I have been in a time of learning. Learning about myself and learning about God and learning about the people around me. It's been good and bad. Well, I wouldn't say bad... maybe hard is the word I'm looking for. It's just God has been showing me a lot of different things in my life. The good things and then some of the bad things that I don't need but I'm not sure about you (maybe you are a lot better than me) but I don't like having my mistakes pointed out or my faults pointed out. Somehow, regardless of how much I dislike my faults being pointed out, I have a difficult time not pointing other people's faults out. It's not like I'm trying to (believe me, I am definitely NOT trying to point other people's faults because I have tons of faults myself that's why I need a SAVIOR!) but somehow I end up doing it anyway. God is teaching me how to just accept people as they are because He is the only One who can change a person. I can try my hardest to make that person a certain way but only the Creator can restore and reshape what He has made (and what He has made is beautiful).

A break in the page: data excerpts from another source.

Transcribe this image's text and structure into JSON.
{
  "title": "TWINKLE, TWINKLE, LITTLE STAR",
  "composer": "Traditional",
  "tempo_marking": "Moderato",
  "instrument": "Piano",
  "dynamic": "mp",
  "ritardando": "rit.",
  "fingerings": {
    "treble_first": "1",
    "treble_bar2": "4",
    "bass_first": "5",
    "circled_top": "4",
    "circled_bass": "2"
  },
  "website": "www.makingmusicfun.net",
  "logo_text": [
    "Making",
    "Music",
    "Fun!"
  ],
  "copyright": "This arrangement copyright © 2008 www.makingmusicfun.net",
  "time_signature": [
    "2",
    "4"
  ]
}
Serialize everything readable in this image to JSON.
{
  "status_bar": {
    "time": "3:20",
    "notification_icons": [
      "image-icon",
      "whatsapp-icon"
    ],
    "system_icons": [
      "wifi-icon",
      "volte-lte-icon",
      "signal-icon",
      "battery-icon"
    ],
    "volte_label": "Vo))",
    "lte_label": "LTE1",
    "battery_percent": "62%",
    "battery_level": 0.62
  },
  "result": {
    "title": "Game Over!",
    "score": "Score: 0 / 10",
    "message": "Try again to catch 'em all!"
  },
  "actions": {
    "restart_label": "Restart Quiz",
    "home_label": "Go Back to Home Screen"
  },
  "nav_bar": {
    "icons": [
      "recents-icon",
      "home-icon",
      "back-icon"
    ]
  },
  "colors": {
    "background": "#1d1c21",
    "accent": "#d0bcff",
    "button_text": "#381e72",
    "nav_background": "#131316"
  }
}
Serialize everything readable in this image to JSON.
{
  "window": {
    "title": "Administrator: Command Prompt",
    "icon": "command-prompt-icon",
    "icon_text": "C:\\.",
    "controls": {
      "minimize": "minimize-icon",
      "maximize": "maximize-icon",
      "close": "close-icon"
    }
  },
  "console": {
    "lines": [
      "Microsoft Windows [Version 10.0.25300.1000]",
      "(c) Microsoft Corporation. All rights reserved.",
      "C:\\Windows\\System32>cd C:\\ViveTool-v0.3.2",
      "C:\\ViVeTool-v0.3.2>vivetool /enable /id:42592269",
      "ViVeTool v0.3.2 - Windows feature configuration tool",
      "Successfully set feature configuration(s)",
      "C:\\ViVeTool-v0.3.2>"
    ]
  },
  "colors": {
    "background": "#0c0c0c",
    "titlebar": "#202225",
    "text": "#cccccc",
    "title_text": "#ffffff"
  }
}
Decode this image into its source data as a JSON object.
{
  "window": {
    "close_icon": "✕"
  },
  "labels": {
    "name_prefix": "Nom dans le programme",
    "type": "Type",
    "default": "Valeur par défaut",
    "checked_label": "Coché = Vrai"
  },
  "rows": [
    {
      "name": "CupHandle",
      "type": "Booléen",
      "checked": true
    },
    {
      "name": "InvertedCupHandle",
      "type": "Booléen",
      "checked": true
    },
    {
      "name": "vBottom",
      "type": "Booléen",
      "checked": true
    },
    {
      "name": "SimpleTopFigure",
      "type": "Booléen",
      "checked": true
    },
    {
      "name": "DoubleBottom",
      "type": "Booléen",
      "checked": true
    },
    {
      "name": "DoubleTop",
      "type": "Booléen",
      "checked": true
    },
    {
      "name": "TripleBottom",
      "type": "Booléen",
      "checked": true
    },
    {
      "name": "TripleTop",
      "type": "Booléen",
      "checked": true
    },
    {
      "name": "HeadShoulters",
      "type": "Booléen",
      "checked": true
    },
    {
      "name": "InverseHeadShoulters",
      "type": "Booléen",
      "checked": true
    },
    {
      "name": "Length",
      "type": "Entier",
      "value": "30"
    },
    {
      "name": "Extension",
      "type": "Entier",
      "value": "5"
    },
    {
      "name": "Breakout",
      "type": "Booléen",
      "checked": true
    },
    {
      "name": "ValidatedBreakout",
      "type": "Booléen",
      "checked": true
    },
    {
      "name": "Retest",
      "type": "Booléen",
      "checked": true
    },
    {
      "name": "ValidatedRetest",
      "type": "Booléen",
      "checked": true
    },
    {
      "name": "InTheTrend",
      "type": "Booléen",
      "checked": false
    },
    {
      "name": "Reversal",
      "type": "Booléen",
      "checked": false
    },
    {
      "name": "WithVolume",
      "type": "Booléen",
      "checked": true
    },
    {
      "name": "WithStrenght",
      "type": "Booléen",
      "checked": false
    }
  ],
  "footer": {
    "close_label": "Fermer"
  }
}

But I've been thinking and trying to figure out why I like to point out other people's faults. I think it might be because it makes me feel somehow a better person because I haven't done what "that" person has done or I'm not doing what "that" person is doing. Whatever the reason it's not right.
It's amazing how God knows exactly what I need to learn about because He always brings someone to me or something through the Internet or something that is speaking about the same thing I'm learning about. That's what He did this morning and I needed awhile to process it. The Lord gave me the example of ministry and who's ministry is greater, a world renowned minister or the person who led that minister to Christ? Neither are greater. Every body's ministry is great but what makes it great is not the person leading that ministry but the One that the ministry surrounds (Jesus). So it really started me thinking about the fact that I am not greater than anybody in this world and I am not better than anybody just because I am a follower of Jesus. We are all incredible, beautiful, talented, god gifted, blessed, loved, cared for people. Why? Because we are all created by One who makes us those things. And He loves you soo much and thinks you are the most beautiful person ever and you are the apple of His eye. He loves you no matter what you do!! He can be disappointed in you at times, but don't EVER let anybody tell you that Jesus doesn't love you, that is a LIE!!!! I'll end this post in a verse I read this morning that I think goes along pretty well with this,
"Watch, stand fast in the faith, be brave, be strong. Let all that you do be done with love." - 1 Corinthians 16:13-14
This was a bit of what God has been teaching me about and I really wanted to share it with you. Love you all and hope you have a blessed night!